Nach dem absurden Tod ihrer Eltern findet sich Maja im Haus ihrer verhassten Tante wieder, weit weg von ihrer Heimat Tupfing und ihren Freundinnen. Das Gymnasium und die aufdringlichen Mitschüler geben dem introvertierten Mädchen den Rest. Was ihr bleibt: Ihre Gedanken, ihr Hass. Und die Sehnsucht nach Befreiung. Doch die Freiheit ist nur über zwei Umwege zu bekommen: Freitod … oder Mord!
Was wie eine tragische Mädchengeschichte daherkommt, entpuppt sich bereits nach wenigen Seiten als bitterböse Abrechnung mit der als ungerecht empfundenen Welt. Die Tante Trudl wird zum Symbol aller Unterdrückung, die Klassenkameraden zur Gesellschaft, die für alles und jeden Verständnis zeigt, nur nicht für diejenigen, die sich abschotten.
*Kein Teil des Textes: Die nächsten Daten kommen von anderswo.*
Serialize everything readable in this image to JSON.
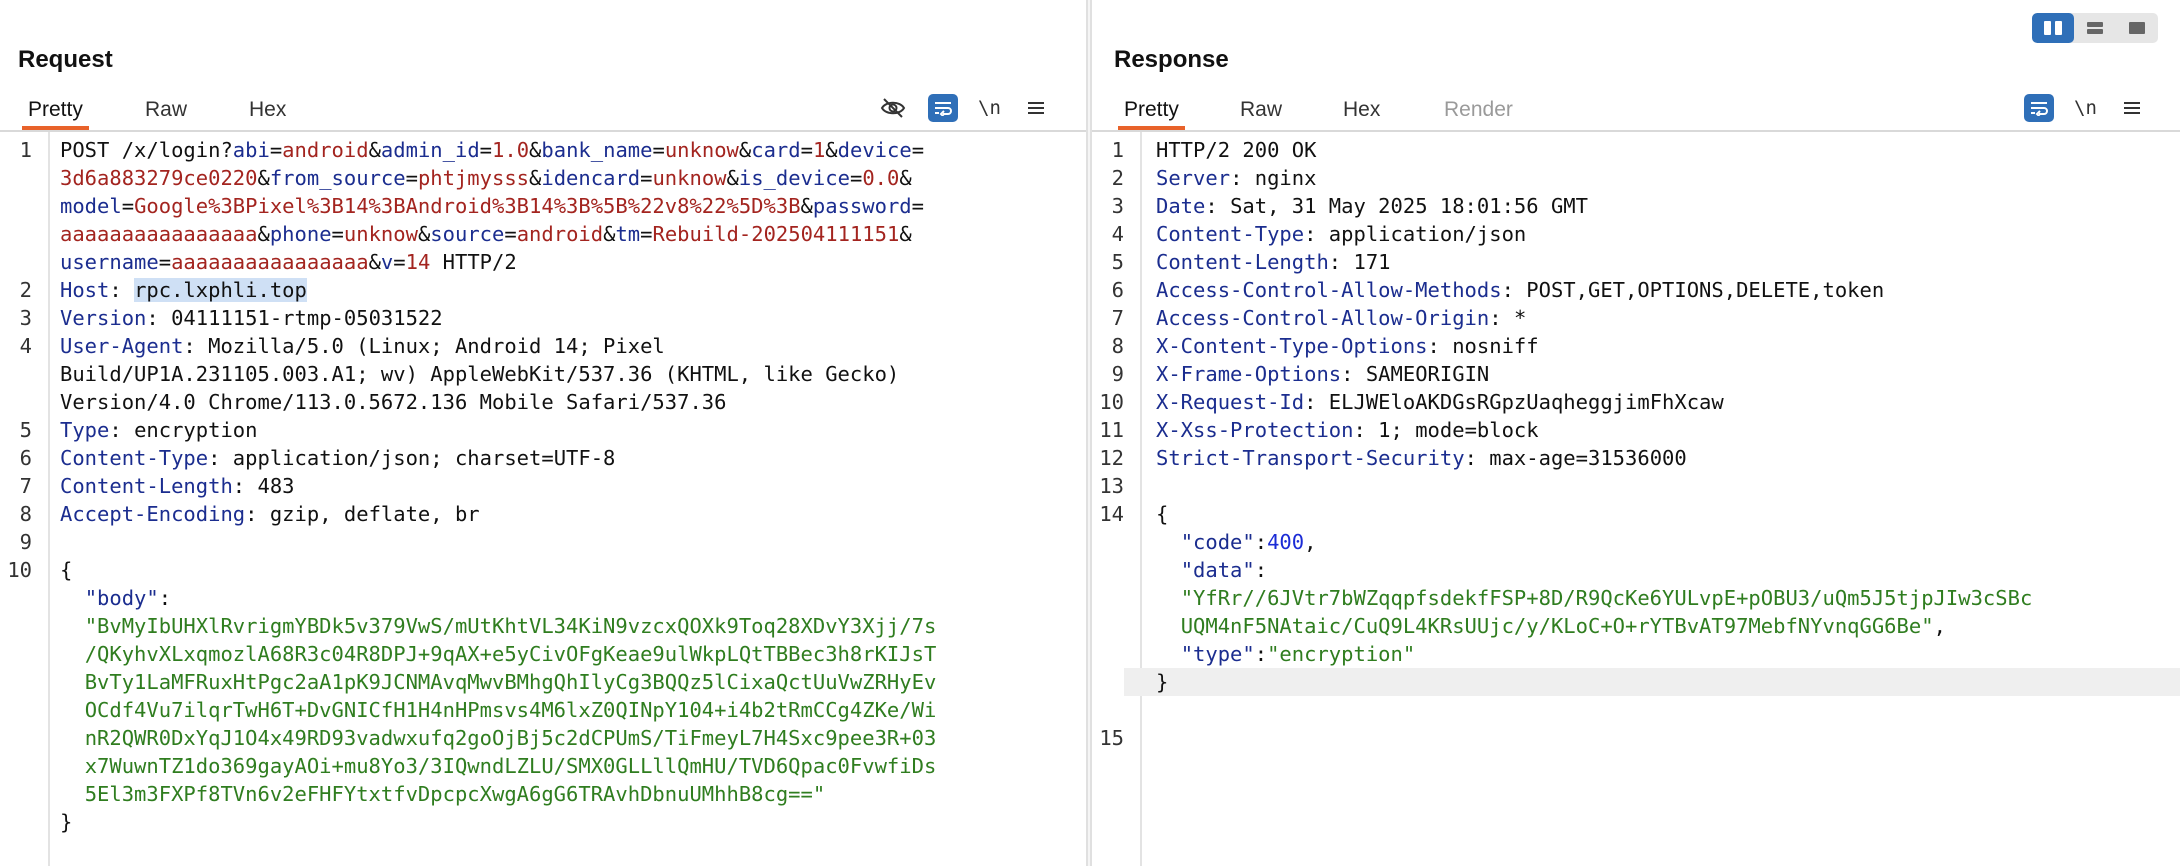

Eine subjektive Satire, die in ihrer atmosphärischen Dichte und ihren grotesken Nebenhandlungen stark an Autoren wie E.T.A. Hoffmann, Gustav Meyrink und Franz Kafka erinnert.
Hier wird Tacheles geredet und der ausgestreckte Moral-Zeigefinger gebrochen, ohne jedoch die fantastische Ästhetik à la Marc Chagall zu beschädigen.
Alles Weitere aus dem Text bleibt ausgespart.